The Double Life of Memory Exposed With Automata Processor
An anonymous reader writes "As Nicole Hemsoth over at HPCwire reports 'In a nutshell, the Automata processor is a programmable silicon device that lends itself to handing high speed search and analysis across massive, complex, unstructured data. As an alternate processing engine for targeted areas, it taps into the inner parallelism inherent to memory to provide a robust and absolutely remarkable, if early benchmarks are to be believed, option for certain types of processing.'"
Basically, the chip is designed solely to process Nondeterministic Finite Automata and can explore all valid paths of an NFA in parallel, hiding the whole O(n^2) complexity thing. Micron has a stash of technical documents including a paper covering the design and development of the chip. Imagine how fast you can process regexes now.
In the real world (as opposed to the Big O world), the running time is waaayyyyyy faster.
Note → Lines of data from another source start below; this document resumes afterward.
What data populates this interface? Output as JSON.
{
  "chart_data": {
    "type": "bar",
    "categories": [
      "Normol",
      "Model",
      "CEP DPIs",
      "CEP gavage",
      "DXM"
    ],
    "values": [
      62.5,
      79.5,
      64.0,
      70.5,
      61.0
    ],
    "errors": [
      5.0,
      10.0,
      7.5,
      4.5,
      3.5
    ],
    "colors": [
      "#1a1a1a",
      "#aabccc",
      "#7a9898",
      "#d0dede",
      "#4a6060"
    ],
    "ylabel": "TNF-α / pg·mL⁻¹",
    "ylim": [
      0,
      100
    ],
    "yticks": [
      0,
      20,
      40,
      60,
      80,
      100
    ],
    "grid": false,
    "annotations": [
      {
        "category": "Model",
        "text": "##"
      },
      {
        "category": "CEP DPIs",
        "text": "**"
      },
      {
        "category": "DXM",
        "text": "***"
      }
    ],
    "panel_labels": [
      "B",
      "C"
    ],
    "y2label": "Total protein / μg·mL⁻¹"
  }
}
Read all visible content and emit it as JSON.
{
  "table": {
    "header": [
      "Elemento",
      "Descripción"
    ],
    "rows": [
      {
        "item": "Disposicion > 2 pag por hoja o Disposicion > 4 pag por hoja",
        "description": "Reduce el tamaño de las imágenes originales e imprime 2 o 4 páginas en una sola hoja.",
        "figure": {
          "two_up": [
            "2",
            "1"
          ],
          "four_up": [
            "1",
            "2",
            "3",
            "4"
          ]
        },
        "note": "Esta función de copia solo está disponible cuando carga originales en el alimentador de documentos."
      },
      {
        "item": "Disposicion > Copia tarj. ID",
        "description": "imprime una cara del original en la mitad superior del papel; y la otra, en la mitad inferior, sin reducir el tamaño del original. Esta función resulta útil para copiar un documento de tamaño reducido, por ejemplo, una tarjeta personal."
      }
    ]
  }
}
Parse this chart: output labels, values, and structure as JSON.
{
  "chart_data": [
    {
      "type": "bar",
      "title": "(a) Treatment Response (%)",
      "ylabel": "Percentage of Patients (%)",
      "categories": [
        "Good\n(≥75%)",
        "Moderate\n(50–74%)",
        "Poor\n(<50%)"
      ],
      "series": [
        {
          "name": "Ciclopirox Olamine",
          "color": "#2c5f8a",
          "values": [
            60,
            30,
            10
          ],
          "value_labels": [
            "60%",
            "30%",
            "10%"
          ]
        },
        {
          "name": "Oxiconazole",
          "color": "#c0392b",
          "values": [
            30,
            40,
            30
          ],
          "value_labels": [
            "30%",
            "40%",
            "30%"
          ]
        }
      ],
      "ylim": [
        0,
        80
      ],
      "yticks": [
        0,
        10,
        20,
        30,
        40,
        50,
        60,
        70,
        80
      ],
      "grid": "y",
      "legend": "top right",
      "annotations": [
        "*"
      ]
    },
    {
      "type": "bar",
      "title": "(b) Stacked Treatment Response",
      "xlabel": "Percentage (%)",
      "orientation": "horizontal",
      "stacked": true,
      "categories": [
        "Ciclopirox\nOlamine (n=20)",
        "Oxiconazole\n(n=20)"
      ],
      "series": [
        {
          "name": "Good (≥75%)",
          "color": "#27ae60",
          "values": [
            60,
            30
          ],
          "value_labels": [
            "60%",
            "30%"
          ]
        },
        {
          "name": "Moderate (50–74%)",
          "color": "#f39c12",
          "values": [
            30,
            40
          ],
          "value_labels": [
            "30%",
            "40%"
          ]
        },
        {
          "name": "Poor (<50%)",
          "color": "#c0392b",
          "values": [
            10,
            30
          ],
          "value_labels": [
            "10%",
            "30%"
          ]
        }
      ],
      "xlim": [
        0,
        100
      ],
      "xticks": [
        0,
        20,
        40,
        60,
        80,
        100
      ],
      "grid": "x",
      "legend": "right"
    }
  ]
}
We wrote a program to translate ~10,000 non-trivial Perl regular expressions to DFAs (specifically, into Ragel syntax). Actually, only about a quarter could be completely translated, because of various Perl extensions. The rest had to be programmatically analyzed for sub-expressions which could be turned into filters--only if the filters matched did the PCRE actually run.
Achieved a 20x (yes, 20x!) improvement in throughput compared to Perl or PCRE, and very nearly that compared to RE2 (RE2 doesn't scale well wrt memory when you try to union more than a few complex expressions together). However, as you pointed out, the state machine was enormous--over 1GB compiled, and over 2GB in source code. It was so big that neither GCC nor clang could compile it within an afternoon because their array and structure handling code has some algorithmic deficiencies. So we had to come up with some tricks there, too.
You would think the DFA approach would run afoul of memory bandwidth and cache trashing at that scale. And it probably does, although there appears to be a significant degree of locality involved for most inputs. But regardless it's clearly better than running NFAs.
Tangent:
I was once on a conference call with Intel engineers who were hawking some fancy substring matching code. I think they implemented Aho–Corasick, utilizing new Xeon vector operations. Their goal was obviously to sell more expensive hardware by selling optimized software at a nominal cost and tying you to their platform. Their numbers were nice, but Ragel was still performance competitive, could scale better (in terms of number of patterns), is FOSS, and has an ingenius design which makes it trivial to integrate into your application without having to deal with an API that breaks your threading or I/O model.
I'm sure the Automata processor would do well if it can be productized properly. But there's plenty of room for improvement in the way people do regular expressions now.